CS144 Lab5
这里回顾Lab 5: building an IP router。
实验资料:
- https://www.cnblogs.com/kangyupl/p/stanford_cs144_labs.html
- https://kangyupl.gitee.io/cs144.github.io/
- https://gitee.com/kangyupl/sponge
Lab 5: building an IP router
准备工作
下载代码以及跑通流程
git checkout -b lab5-startercode
git fetch
git merge origin/lab5-startercode
cd build
make -j4 && make check_lab5说明
- 维护ip到(EthernetAddress, time)的映射表arp_map,其中time表示添加映射的时间;
- 对于每次发送的dgram和next_hop,一共分为三种情况:
- 映射表里表里有的next_hop对应的ip,则直接发送;
- 映射表里表里一开始没有next_hop对应的ip,后来得到映射,然后发送;
- 映射表里表里一开始没有next_hop对应的ip,目前也没得到映射,缓存dgram和next_hop;
- 对于每次收到的以太网帧,判断是IPv4还是ARP;
- 如果是IPv4,则解析并返回ip数据包;
- 如果是ARP,则更新映射,并发送可以发送的第3类数据,如果是ARP请求,则发送ARP回复;
- 如果映射超过30秒,则删除;如果发送5秒后还未回复,则再次发送;
代码
network_interface.hh
class NetworkInterface {
private:
//! Ethernet (known as hardware, network-access-layer, or link-layer) address of the interface
EthernetAddress _ethernet_address;
//! IP (known as internet-layer or network-layer) address of the interface
Address _ip_address;
//! outbound queue of Ethernet frames that the NetworkInterface wants sent
std::queue<EthernetFrame> _frames_out{};
// add
// 映射表
// ip -> (EthernetAddress, time)
std::unordered_map<uint32_t, std::pair<EthernetAddress, size_t>> _arp_map{};
// 已发送, 未回应的部分
// ip -> time
std::unordered_map<uint32_t, size_t> waiting_msg{};
// 未发送部分, 没有对应以太网地址的部分
std::list<std::pair<Address, InternetDatagram>> cache{};
// 时间
size_t _time = 0;
public:
//! \brief Construct a network interface with given Ethernet (network-access-layer) and IP (internet-layer) addresses
NetworkInterface(const EthernetAddress ðernet_address, const Address &ip_address);
//! \brief Access queue of Ethernet frames awaiting transmission
std::queue<EthernetFrame> &frames_out() { return _frames_out; }
//! \brief Sends an IPv4 datagram, encapsulated in an Ethernet frame (if it knows the Ethernet destination address).

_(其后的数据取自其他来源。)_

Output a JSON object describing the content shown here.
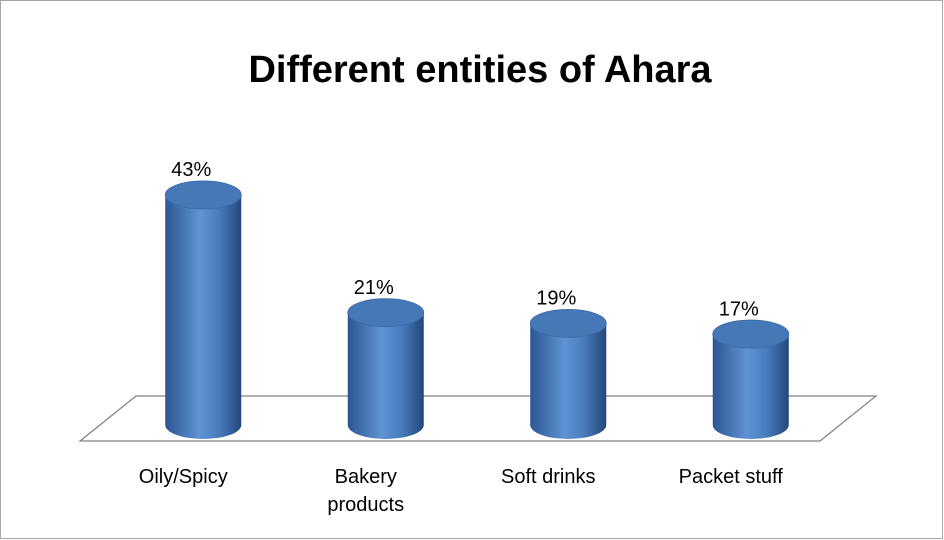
{
  "chart_data": {
    "type": "bar3d",
    "title": "Different entities of Ahara",
    "categories": [
      "Oily/Spicy",
      "Bakery products",
      "Soft drinks",
      "Packet stuff"
    ],
    "values": [
      43,
      21,
      19,
      17
    ],
    "value_labels": [
      "43%",
      "21%",
      "19%",
      "17%"
    ],
    "color": "#4f81bd"
  }
}
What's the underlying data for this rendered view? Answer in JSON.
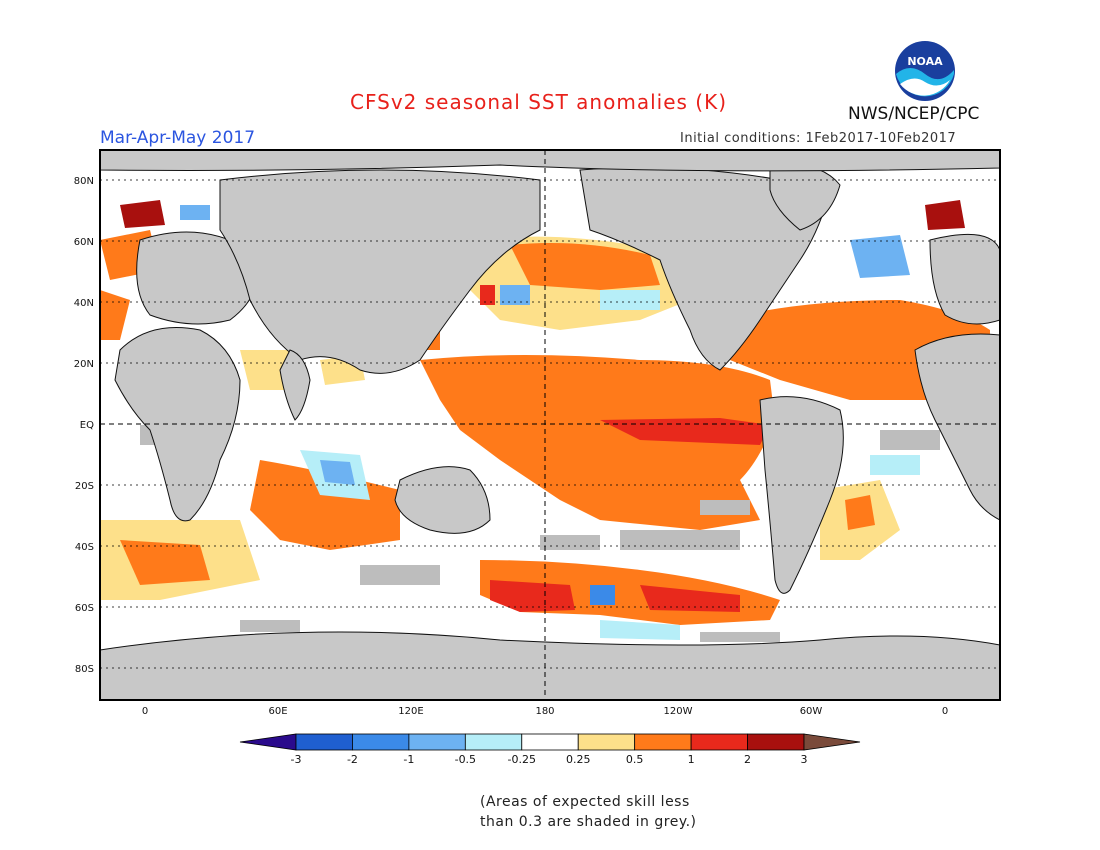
{
  "header": {
    "title": "CFSv2 seasonal SST anomalies (K)",
    "season": "Mar-Apr-May 2017",
    "initial_conditions": "Initial conditions: 1Feb2017-10Feb2017",
    "agency": "NWS/NCEP/CPC",
    "logo_text": "NOAA"
  },
  "map": {
    "lat_labels": [
      "80N",
      "60N",
      "40N",
      "20N",
      "EQ",
      "20S",
      "40S",
      "60S",
      "80S"
    ],
    "lon_labels": [
      "0",
      "60E",
      "120E",
      "180",
      "120W",
      "60W",
      "0"
    ],
    "land_color": "#c8c8c8",
    "skill_mask_color": "#bdbdbd"
  },
  "colorbar": {
    "tick_labels": [
      "-3",
      "-2",
      "-1",
      "-0.5",
      "-0.25",
      "0.25",
      "0.5",
      "1",
      "2",
      "3"
    ],
    "colors": [
      "#2a0a8c",
      "#1f5fd0",
      "#3b8ae8",
      "#6db2f2",
      "#b6eef8",
      "#ffffff",
      "#fde08a",
      "#ff7a1a",
      "#e8291c",
      "#a8100e",
      "#7a4a3a"
    ]
  },
  "footnote": {
    "line1": "(Areas of expected skill less",
    "line2": "than 0.3 are shaded in grey.)"
  }
}
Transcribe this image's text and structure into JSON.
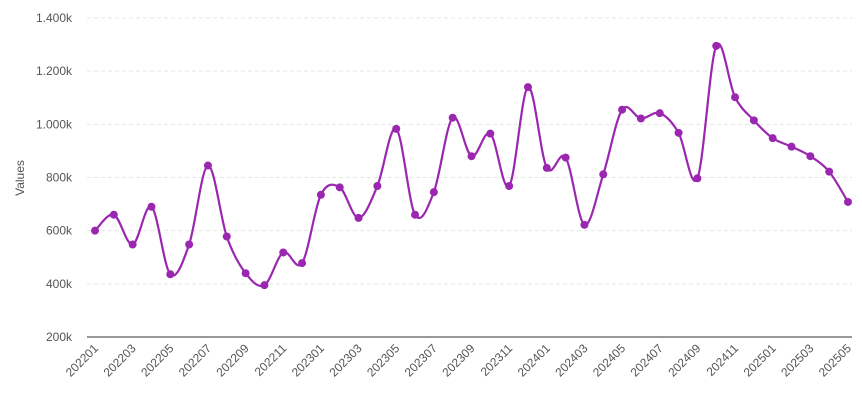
{
  "chart_data": {
    "type": "line",
    "title": "",
    "xlabel": "",
    "ylabel": "Values",
    "ylim": [
      200,
      1400
    ],
    "y_ticks": [
      "200k",
      "400k",
      "600k",
      "800k",
      "1.000k",
      "1.200k",
      "1.400k"
    ],
    "y_tick_values": [
      200,
      400,
      600,
      800,
      1000,
      1200,
      1400
    ],
    "x_tick_labels": [
      "202201",
      "202203",
      "202205",
      "202207",
      "202209",
      "202211",
      "202301",
      "202303",
      "202305",
      "202307",
      "202309",
      "202311",
      "202401",
      "202403",
      "202405",
      "202407",
      "202409",
      "202411",
      "202501",
      "202503",
      "202505"
    ],
    "categories": [
      "202201",
      "202202",
      "202203",
      "202204",
      "202205",
      "202206",
      "202207",
      "202208",
      "202209",
      "202210",
      "202211",
      "202212",
      "202301",
      "202302",
      "202303",
      "202304",
      "202305",
      "202306",
      "202307",
      "202308",
      "202309",
      "202310",
      "202311",
      "202312",
      "202401",
      "202402",
      "202403",
      "202404",
      "202405",
      "202406",
      "202407",
      "202408",
      "202409",
      "202410",
      "202411",
      "202412",
      "202501",
      "202502",
      "202503",
      "202504",
      "202505"
    ],
    "series": [
      {
        "name": "Values",
        "color": "#9b27b0",
        "values": [
          600,
          660,
          548,
          690,
          436,
          548,
          845,
          578,
          440,
          395,
          518,
          478,
          735,
          763,
          648,
          768,
          983,
          660,
          745,
          1025,
          880,
          965,
          768,
          1140,
          836,
          875,
          622,
          812,
          1055,
          1022,
          1042,
          968,
          797,
          1295,
          1102,
          1015,
          948,
          916,
          880,
          822,
          708
        ]
      }
    ],
    "grid": true
  }
}
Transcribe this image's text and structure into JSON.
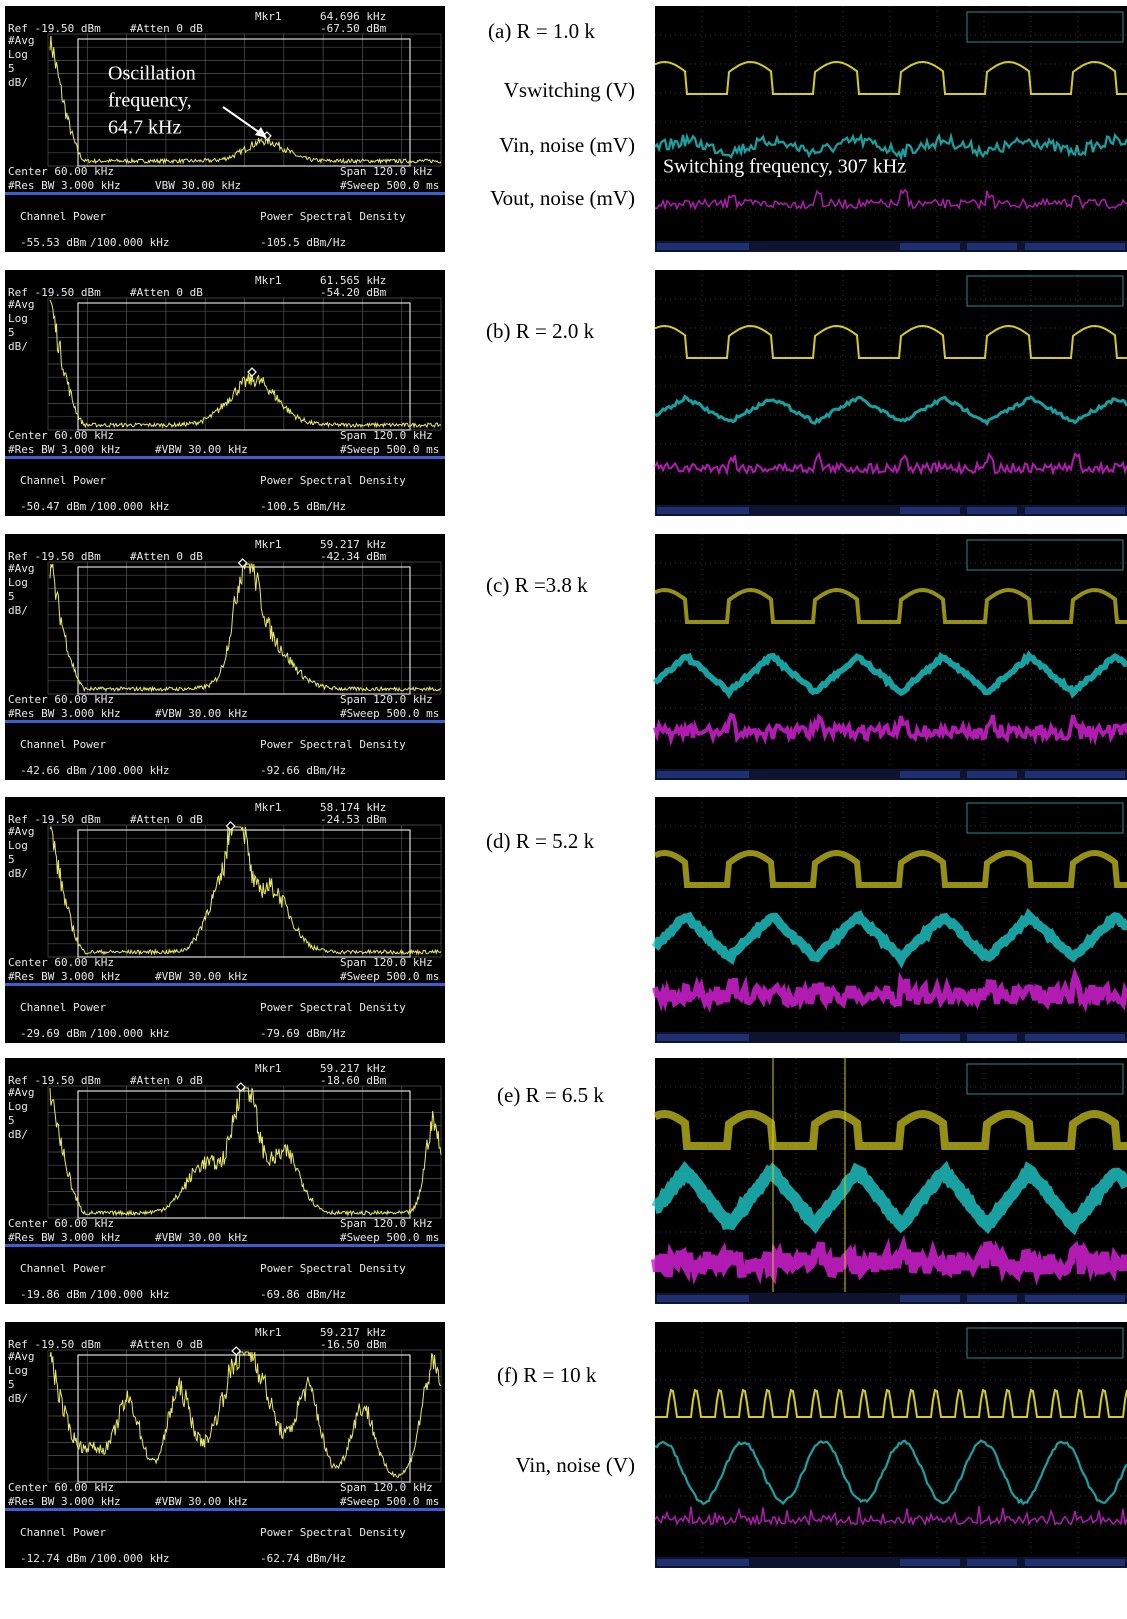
{
  "panels": [
    {
      "label": "(a)   R = 1.0 k",
      "signals": [
        "Vswitching (V)",
        "Vin, noise (mV)",
        "Vout, noise (mV)"
      ],
      "annotation": [
        "Oscillation",
        "frequency,",
        "64.7 kHz"
      ],
      "scope_annotation": "Switching frequency, 307 kHz",
      "spectrum": {
        "marker": "Mkr1",
        "marker_freq": "64.696 kHz",
        "ref": "Ref -19.50 dBm",
        "atten": "#Atten 0 dB",
        "marker_level": "-67.50 dBm",
        "scale": [
          "#Avg",
          "Log",
          "5",
          "dB/"
        ],
        "center": "Center 60.00 kHz",
        "span": "Span 120.0 kHz",
        "res_bw": "#Res BW 3.000 kHz",
        "vbw": "VBW 30.00 kHz",
        "sweep": "#Sweep 500.0 ms",
        "channel_power_label": "Channel Power",
        "psd_label": "Power Spectral Density",
        "channel_power": "-55.53 dBm",
        "bandwidth": "/100.000 kHz",
        "psd": "-105.5 dBm/Hz"
      }
    },
    {
      "label": "(b) R = 2.0 k",
      "spectrum": {
        "marker": "Mkr1",
        "marker_freq": "61.565 kHz",
        "ref": "Ref -19.50 dBm",
        "atten": "#Atten 0 dB",
        "marker_level": "-54.20 dBm",
        "scale": [
          "#Avg",
          "Log",
          "5",
          "dB/"
        ],
        "center": "Center 60.00 kHz",
        "span": "Span 120.0 kHz",
        "res_bw": "#Res BW 3.000 kHz",
        "vbw": "#VBW 30.00 kHz",
        "sweep": "#Sweep 500.0 ms",
        "channel_power_label": "Channel Power",
        "psd_label": "Power Spectral Density",
        "channel_power": "-50.47 dBm",
        "bandwidth": "/100.000 kHz",
        "psd": "-100.5 dBm/Hz"
      }
    },
    {
      "label": "(c) R =3.8 k",
      "spectrum": {
        "marker": "Mkr1",
        "marker_freq": "59.217 kHz",
        "ref": "Ref -19.50 dBm",
        "atten": "#Atten 0 dB",
        "marker_level": "-42.34 dBm",
        "scale": [
          "#Avg",
          "Log",
          "5",
          "dB/"
        ],
        "center": "Center 60.00 kHz",
        "span": "Span 120.0 kHz",
        "res_bw": "#Res BW 3.000 kHz",
        "vbw": "#VBW 30.00 kHz",
        "sweep": "#Sweep 500.0 ms",
        "channel_power_label": "Channel Power",
        "psd_label": "Power Spectral Density",
        "channel_power": "-42.66 dBm",
        "bandwidth": "/100.000 kHz",
        "psd": "-92.66 dBm/Hz"
      }
    },
    {
      "label": "(d) R = 5.2 k",
      "spectrum": {
        "marker": "Mkr1",
        "marker_freq": "58.174 kHz",
        "ref": "Ref -19.50 dBm",
        "atten": "#Atten 0 dB",
        "marker_level": "-24.53 dBm",
        "scale": [
          "#Avg",
          "Log",
          "5",
          "dB/"
        ],
        "center": "Center 60.00 kHz",
        "span": "Span 120.0 kHz",
        "res_bw": "#Res BW 3.000 kHz",
        "vbw": "#VBW 30.00 kHz",
        "sweep": "#Sweep 500.0 ms",
        "channel_power_label": "Channel Power",
        "psd_label": "Power Spectral Density",
        "channel_power": "-29.69 dBm",
        "bandwidth": "/100.000 kHz",
        "psd": "-79.69 dBm/Hz"
      }
    },
    {
      "label": "(e) R = 6.5 k",
      "spectrum": {
        "marker": "Mkr1",
        "marker_freq": "59.217 kHz",
        "ref": "Ref -19.50 dBm",
        "atten": "#Atten 0 dB",
        "marker_level": "-18.60 dBm",
        "scale": [
          "#Avg",
          "Log",
          "5",
          "dB/"
        ],
        "center": "Center 60.00 kHz",
        "span": "Span 120.0 kHz",
        "res_bw": "#Res BW 3.000 kHz",
        "vbw": "#VBW 30.00 kHz",
        "sweep": "#Sweep 500.0 ms",
        "channel_power_label": "Channel Power",
        "psd_label": "Power Spectral Density",
        "channel_power": "-19.86 dBm",
        "bandwidth": "/100.000 kHz",
        "psd": "-69.86 dBm/Hz"
      }
    },
    {
      "label": "(f) R = 10 k",
      "signals": [
        "Vin, noise (V)"
      ],
      "spectrum": {
        "marker": "Mkr1",
        "marker_freq": "59.217 kHz",
        "ref": "Ref -19.50 dBm",
        "atten": "#Atten 0 dB",
        "marker_level": "-16.50 dBm",
        "scale": [
          "#Avg",
          "Log",
          "5",
          "dB/"
        ],
        "center": "Center 60.00 kHz",
        "span": "Span 120.0 kHz",
        "res_bw": "#Res BW 3.000 kHz",
        "vbw": "#VBW 30.00 kHz",
        "sweep": "#Sweep 500.0 ms",
        "channel_power_label": "Channel Power",
        "psd_label": "Power Spectral Density",
        "channel_power": "-12.74 dBm",
        "bandwidth": "/100.000 kHz",
        "psd": "-62.74 dBm/Hz"
      }
    }
  ]
}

//! Will need to use [ARP](\ref rfc::rfc826) to look up the Ethernet destination address for the next hop
//! ("Sending" is accomplished by pushing the frame onto the frames_out queue.)
void send_datagram(const InternetDatagram &dgram, const Address &next_hop);
//! \brief Receives an Ethernet frame and responds appropriately.
//! If type is IPv4, returns the datagram.
//! If type is ARP request, learn a mapping from the "sender" fields, and send an ARP reply.
//! If type is ARP reply, learn a mapping from the "target" fields.
std::optional<InternetDatagram> recv_frame(const EthernetFrame &frame);
//! \brief Called periodically when time elapses
void tick(const size_t ms_since_last_tick);
// add
bool equal(const EthernetAddress &d1, const EthernetAddress &d2);
// 发送广播
EthernetFrame broadcast_frame(uint32_t ip);
};equal
判断两个以太网地址是否相等:
bool NetworkInterface::equal(const EthernetAddress &d1, const EthernetAddress &d2) {
for (int i = 0; i < 6; i++) {
if (d1[i] != d2[i]) {
return false;
}
}
return true;
}broadcast_frame
广播:
EthernetFrame NetworkInterface::broadcast_frame(uint32_t ip) {
ARPMessage arp_msg;
arp_msg.opcode = ARPMessage::OPCODE_REQUEST;
arp_msg.sender_ethernet_address = _ethernet_address;
arp_msg.sender_ip_address = _ip_address.ipv4_numeric();
arp_msg.target_ethernet_address = {};
arp_msg.target_ip_address = ip;
EthernetHeader header;
header.src = _ethernet_address;
header.dst = ETHERNET_BROADCAST;
header.type = header.TYPE_ARP;
EthernetFrame frame;
frame.header() = header;
frame.payload() = arp_msg.serialize();
return frame;
}send_datagram
void NetworkInterface::send_datagram(const InternetDatagram &dgram, const Address &next_hop) {
// convert IP address of next hop to raw 32-bit representation (used in ARP header)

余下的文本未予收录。